LlamaOCR - Free AI-powered AI that convert Complex Docs to Markdown Context

Hazem Abbas

Nov 14, 2024 — 4 min read

Table of Content

Llama OCR is an npm library that brings the power of Llama 3.2 Vision for free OCR (Optical Character Recognition) to your projects! With the llama-ocr package, you can easily extract text from images (and soon PDFs!) using the free Llama 3.2 model endpoint provided by Together AI.

For those looking for even faster processing or higher rate limits, paid endpoints featuring Llama 3.2’s larger models—11B and 90B—are available, offering enhanced speed and performance.

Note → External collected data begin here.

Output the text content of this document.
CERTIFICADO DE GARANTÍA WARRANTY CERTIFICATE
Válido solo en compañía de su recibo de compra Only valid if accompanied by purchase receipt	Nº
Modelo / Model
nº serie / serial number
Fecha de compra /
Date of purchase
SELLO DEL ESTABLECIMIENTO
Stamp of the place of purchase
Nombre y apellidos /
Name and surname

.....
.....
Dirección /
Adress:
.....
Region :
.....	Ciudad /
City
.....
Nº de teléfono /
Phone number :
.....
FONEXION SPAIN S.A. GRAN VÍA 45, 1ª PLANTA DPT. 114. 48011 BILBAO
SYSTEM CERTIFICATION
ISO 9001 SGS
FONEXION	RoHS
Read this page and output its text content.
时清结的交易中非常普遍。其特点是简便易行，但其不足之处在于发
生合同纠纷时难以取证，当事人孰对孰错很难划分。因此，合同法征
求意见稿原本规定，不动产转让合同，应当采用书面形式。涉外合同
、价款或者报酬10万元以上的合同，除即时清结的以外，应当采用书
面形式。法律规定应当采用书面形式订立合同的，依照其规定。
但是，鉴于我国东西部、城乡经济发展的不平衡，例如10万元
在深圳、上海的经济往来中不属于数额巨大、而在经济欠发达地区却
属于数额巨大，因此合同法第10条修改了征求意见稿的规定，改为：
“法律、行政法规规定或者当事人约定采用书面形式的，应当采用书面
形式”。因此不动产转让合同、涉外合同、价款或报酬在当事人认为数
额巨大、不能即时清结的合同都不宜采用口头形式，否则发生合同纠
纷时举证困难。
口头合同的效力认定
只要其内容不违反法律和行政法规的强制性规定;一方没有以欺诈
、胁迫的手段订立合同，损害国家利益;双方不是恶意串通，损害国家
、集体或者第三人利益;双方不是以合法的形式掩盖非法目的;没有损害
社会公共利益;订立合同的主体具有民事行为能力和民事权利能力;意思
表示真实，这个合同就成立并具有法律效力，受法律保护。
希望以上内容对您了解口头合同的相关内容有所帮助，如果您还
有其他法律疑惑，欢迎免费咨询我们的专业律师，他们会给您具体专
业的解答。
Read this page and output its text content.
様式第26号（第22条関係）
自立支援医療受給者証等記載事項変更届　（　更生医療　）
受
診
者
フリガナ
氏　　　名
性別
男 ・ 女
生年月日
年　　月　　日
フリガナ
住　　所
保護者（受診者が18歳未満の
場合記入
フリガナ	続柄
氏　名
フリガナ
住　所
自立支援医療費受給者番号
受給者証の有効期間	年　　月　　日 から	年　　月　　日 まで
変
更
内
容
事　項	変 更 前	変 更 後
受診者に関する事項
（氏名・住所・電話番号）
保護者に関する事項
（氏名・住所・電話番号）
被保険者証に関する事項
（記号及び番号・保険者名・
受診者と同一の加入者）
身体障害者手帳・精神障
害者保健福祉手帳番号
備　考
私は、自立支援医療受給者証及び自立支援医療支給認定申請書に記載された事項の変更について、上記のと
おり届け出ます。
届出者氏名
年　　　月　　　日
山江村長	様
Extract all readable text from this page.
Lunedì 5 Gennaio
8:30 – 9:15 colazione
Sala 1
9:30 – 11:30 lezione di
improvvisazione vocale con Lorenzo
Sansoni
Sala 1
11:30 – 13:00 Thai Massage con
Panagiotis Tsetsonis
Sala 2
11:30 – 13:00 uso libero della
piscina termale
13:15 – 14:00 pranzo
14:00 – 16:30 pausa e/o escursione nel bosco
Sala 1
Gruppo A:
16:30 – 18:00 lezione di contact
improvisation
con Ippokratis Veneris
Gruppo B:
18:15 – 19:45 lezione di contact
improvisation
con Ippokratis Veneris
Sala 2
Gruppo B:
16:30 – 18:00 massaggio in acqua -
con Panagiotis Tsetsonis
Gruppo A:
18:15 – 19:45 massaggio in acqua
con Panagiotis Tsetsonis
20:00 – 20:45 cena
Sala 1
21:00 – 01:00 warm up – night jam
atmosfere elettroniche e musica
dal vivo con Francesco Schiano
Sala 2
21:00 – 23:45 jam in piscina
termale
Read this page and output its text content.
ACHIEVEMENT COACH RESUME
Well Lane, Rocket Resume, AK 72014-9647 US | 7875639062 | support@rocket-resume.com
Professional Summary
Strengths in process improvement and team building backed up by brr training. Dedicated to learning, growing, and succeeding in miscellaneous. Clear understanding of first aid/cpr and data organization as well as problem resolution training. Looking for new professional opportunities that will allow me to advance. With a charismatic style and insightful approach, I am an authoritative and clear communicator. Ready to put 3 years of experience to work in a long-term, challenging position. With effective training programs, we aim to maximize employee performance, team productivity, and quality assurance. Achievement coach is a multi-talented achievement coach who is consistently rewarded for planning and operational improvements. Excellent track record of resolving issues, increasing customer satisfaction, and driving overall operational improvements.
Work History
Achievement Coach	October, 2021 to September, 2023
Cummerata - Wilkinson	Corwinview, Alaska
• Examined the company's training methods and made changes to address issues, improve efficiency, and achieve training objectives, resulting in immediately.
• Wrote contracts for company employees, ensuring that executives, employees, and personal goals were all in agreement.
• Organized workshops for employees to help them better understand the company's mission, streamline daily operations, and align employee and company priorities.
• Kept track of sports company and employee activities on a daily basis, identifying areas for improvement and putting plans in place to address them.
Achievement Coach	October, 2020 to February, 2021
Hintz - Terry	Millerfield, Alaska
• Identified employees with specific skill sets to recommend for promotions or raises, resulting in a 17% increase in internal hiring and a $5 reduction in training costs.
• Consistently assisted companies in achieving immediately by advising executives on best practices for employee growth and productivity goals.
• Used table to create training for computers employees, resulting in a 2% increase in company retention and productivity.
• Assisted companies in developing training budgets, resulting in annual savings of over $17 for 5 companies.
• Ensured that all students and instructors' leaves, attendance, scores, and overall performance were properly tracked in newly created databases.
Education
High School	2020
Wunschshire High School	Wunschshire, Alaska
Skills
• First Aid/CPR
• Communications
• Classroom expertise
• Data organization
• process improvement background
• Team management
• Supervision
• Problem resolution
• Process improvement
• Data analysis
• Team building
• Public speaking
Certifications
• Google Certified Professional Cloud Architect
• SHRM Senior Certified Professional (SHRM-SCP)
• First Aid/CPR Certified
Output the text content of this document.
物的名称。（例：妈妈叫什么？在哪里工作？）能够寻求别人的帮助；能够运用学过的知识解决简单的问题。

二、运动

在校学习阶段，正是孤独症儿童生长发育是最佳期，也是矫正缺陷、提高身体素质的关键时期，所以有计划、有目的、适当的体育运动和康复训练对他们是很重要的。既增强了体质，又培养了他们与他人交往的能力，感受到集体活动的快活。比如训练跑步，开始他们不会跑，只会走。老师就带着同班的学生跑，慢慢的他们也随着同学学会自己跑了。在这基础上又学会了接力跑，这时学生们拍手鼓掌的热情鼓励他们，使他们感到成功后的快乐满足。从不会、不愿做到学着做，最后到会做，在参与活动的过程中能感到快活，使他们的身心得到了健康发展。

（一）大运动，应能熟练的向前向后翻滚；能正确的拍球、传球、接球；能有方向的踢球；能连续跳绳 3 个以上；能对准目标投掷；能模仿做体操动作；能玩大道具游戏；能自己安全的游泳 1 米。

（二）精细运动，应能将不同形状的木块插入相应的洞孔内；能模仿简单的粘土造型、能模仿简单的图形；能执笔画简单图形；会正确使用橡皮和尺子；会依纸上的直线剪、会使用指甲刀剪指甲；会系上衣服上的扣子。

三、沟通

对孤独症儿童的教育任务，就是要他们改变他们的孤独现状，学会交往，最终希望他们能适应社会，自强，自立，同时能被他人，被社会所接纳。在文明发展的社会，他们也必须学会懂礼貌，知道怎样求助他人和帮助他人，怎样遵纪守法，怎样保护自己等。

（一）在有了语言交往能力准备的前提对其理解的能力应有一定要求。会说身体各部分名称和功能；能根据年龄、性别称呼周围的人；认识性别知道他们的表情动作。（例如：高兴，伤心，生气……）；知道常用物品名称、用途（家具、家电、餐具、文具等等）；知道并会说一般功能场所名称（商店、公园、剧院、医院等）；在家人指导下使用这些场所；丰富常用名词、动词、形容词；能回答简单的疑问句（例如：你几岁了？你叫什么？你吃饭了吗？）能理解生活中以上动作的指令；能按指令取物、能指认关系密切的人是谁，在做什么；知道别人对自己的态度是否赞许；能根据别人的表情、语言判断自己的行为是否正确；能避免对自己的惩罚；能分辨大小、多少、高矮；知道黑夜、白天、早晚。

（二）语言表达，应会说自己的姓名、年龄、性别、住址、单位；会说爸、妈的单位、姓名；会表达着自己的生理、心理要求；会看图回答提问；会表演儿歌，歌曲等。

Current Version & Installation

To get started, install the library with npm:

npm i llama-ocr

Usage

The library is simple to use. Import the ocr function, point it to your image file path, and provide your Together AI API key:

import { ocr } from "llama-ocr";

const markdown = await ocr({
  filePath: "./trader-joes-receipt.jpg", // path to your image
  apiKey: process.env.TOGETHER_API_KEY, // Together AI API key
});

This code returns the extracted text in a clean markdown format, making it a great fit for documentation, receipts, and other text-heavy images.

Hosted Demo

Want to try it out before installing? Visit LlamaOCR.com to see the hosted demo in action.

How It Works

Llama OCR taps into the Llama 3.2 endpoint by Together AI, leveraging advanced vision models for image parsing. By default, it uses the high-performing Llama-3.2-90B-Vision model but allows you to select the free or Llama-3.2-11B-Vision model if needed.